絵図の中の箕浦猪之吉〔5220〕2017/07/31
2017年7月31日(月)夏晴れ
暑い。今日も、暑い。善き哉善き哉。
高知の城下を描いた絵図というのは、たくさん存在します。今日ご紹介するのは、その中でも幕末に近い頃の様子を描いた「慶應初年廓中高知街図」。と、申しましても、この図が完成したのは大正四年。この図の頃から言うと、50年も経過している。
なので、多分に、明治になってからできたものなどが入り込んでいる可能性もある訳だ。
でも、潮江天満宮界隈などは、結構詳細に描かれていて、昔の道や建物の配置がどうなっていたのか想像するには最適の、図。
で、この写真は、その図を右上から撮影したもの。右上が南西。左下が北東。左下の、かなり細かく文字が書き込まれている部分が、郭中。かちゅう。上級武士が住んだエリア。北を大川(江ノ口川)、南を潮江川(鏡川)、東と西に拾い堀が流れ、その外とは一線を画されていた郭中。

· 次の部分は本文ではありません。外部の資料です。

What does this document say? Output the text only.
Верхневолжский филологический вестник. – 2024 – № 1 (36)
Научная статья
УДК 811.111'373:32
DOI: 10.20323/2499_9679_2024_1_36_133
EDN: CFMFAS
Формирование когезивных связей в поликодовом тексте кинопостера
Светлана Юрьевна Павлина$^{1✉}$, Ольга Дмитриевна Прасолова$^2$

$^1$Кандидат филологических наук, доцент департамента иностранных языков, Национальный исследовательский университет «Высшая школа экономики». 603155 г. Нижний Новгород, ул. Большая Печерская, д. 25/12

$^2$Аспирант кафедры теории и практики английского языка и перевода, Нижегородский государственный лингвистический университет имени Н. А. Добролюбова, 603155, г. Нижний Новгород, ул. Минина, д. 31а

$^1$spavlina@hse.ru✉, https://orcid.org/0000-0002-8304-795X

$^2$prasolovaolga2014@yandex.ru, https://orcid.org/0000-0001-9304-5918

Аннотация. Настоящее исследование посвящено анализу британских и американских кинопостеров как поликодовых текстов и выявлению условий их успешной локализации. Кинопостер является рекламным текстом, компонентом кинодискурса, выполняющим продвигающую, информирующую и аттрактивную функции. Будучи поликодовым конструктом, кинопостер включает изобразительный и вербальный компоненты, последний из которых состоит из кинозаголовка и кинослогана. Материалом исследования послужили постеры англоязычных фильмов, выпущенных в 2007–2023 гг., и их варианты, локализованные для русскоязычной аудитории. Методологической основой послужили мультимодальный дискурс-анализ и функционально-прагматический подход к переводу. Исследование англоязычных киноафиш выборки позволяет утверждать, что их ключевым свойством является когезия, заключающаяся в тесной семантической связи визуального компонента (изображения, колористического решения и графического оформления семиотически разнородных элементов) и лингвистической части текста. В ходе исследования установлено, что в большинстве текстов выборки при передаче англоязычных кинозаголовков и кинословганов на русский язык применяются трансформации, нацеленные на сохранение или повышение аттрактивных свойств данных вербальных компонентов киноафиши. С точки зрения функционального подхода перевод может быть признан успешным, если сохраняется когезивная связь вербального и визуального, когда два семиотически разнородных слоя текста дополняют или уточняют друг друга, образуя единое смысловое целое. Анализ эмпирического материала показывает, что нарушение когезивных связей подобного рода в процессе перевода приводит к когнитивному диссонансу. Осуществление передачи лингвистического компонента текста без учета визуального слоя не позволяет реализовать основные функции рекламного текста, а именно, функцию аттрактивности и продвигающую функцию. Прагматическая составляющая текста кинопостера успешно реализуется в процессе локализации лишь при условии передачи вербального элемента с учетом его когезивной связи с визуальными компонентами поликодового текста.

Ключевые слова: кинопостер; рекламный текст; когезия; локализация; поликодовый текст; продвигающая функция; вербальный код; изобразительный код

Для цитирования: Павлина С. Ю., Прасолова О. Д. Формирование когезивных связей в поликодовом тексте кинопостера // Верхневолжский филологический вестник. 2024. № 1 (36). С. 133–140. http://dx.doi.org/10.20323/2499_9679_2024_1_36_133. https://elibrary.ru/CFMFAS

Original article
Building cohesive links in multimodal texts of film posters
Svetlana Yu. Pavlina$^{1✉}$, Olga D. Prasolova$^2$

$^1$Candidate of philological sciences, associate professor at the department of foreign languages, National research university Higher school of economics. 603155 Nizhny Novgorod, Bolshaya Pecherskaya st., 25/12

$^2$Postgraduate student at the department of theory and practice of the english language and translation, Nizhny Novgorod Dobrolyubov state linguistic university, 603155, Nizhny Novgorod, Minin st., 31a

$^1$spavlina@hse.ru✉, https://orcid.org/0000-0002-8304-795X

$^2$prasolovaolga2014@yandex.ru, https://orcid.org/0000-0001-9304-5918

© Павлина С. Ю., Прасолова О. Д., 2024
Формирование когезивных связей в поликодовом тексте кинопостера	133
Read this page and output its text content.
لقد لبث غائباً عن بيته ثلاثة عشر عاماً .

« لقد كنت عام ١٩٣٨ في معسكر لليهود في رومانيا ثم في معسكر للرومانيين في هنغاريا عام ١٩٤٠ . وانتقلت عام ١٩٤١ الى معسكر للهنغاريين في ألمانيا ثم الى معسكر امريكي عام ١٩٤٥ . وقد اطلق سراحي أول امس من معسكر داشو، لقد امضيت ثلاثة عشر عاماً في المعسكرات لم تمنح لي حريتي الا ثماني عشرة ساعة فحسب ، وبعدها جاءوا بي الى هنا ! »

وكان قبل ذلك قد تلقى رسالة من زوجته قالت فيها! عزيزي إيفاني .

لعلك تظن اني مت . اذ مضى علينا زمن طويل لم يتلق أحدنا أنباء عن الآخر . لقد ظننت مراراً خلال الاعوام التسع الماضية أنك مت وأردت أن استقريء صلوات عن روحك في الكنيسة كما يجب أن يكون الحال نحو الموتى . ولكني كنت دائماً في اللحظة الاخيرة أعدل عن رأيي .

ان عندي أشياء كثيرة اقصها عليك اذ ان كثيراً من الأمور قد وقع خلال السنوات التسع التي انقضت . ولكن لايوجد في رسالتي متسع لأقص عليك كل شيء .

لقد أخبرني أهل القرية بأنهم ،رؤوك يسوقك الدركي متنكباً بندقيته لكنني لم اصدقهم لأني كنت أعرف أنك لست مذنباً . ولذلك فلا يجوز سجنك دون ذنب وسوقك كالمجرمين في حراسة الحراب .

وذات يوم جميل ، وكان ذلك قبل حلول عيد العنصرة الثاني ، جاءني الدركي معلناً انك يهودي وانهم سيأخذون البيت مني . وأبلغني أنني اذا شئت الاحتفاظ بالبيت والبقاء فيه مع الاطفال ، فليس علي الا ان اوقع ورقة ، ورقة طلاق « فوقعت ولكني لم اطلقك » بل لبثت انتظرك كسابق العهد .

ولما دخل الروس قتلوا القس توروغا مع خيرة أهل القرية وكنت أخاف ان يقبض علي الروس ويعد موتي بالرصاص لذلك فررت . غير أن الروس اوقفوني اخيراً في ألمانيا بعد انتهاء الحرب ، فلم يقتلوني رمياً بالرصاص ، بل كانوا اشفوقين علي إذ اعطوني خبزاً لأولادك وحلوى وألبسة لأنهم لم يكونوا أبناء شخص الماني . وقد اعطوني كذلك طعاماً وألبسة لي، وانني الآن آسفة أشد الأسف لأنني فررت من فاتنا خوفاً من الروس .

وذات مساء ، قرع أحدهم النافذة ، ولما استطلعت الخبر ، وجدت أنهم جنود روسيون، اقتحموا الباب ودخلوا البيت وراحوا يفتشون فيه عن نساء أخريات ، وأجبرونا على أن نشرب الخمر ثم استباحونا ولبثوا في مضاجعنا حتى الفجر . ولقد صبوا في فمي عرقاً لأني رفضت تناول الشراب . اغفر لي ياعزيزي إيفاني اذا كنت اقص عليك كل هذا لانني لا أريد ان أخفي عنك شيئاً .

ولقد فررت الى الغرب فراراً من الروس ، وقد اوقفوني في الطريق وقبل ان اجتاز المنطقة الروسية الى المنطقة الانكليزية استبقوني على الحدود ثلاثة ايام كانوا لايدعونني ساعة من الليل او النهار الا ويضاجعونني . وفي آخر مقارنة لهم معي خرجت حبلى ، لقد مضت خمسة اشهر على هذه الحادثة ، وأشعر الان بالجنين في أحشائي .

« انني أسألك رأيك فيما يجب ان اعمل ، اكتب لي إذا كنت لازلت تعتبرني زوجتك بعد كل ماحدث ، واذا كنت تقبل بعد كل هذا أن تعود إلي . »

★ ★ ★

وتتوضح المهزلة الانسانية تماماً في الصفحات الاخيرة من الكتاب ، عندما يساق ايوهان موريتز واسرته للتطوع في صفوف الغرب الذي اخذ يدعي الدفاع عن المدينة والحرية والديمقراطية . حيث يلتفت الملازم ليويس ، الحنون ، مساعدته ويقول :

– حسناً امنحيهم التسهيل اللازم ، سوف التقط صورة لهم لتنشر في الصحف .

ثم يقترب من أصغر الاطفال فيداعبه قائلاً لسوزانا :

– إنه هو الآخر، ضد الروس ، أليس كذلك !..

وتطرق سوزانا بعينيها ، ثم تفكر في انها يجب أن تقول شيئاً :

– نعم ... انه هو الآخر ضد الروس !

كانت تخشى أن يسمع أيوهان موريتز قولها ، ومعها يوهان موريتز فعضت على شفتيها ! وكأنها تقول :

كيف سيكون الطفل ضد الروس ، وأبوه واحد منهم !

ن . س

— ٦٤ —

通常、上級武士は郭中に住んだ訳だが、郭外に住んだ上級武士も、おりました。
そんな武士の氏名が、この絵図では、空いたスペースを利用して書き込まれているのであります。そういった意味では貴重な絵図。
で、中央上の「潮江村住居」。
上段、右から2番目。土居町 箕浦猪之吉、と見える。おう。箕浦猪之吉さんではないか。そうか。この絵図は慶應初年頃の風景なので、箕浦猪之吉さんも当然健在だ。
箕浦猪之吉は、堺事件の烈士。
堺事件、ご存知だろうか。慶應四年(1868年)、泉州堺の港湾警備を、土佐藩が担当していた。箕浦猪之吉は、警備担当の6番隊司令だ。
警備をしている折、フランス兵が上陸する。土佐藩側の認識不足もあって、フランス兵を威嚇の上発砲、11名の死者を出してしまった事件。
フランス公使レオン・ロッシュが激怒、日本側との交渉の末、発砲した土佐藩士が切腹するということで決着した、堺事件。
一番最初に切腹したのが、6番隊司令、箕浦猪之吉であった。
その様子は、森鴎外の「堺事件」に凄絶に描かれているが、朝っぱらなので、その描写はやめときます。詳しくは、こちらをどうぞ。日本人のハラキリが世界に印象づけられたきっかけになったとも言われる、凄絶な切腹をしたのが、箕浦猪之吉。
今朝、この絵図を眺めていて、この有名人の名前を発見して、ワクワク。無機質の地図が、いきなり歴史の現場としての臨場感をもって迫ってくる。そんな感じ。
本やテレビとかで見る歴史も、まさしく、そこにあった、そこで繰り広げられたもの。なんとなく別世界のことと思いがちだが、すぐそこ、身近にあったもの、という認識は、大切なのかも知れません。
そんな現実感の中で歴史を見ず、理想化したり、自分が見たいと思うようにしか見なかったりすると、大きな間違いを犯してしまう。そんなことを思わせてくれる絵図が、ここにある。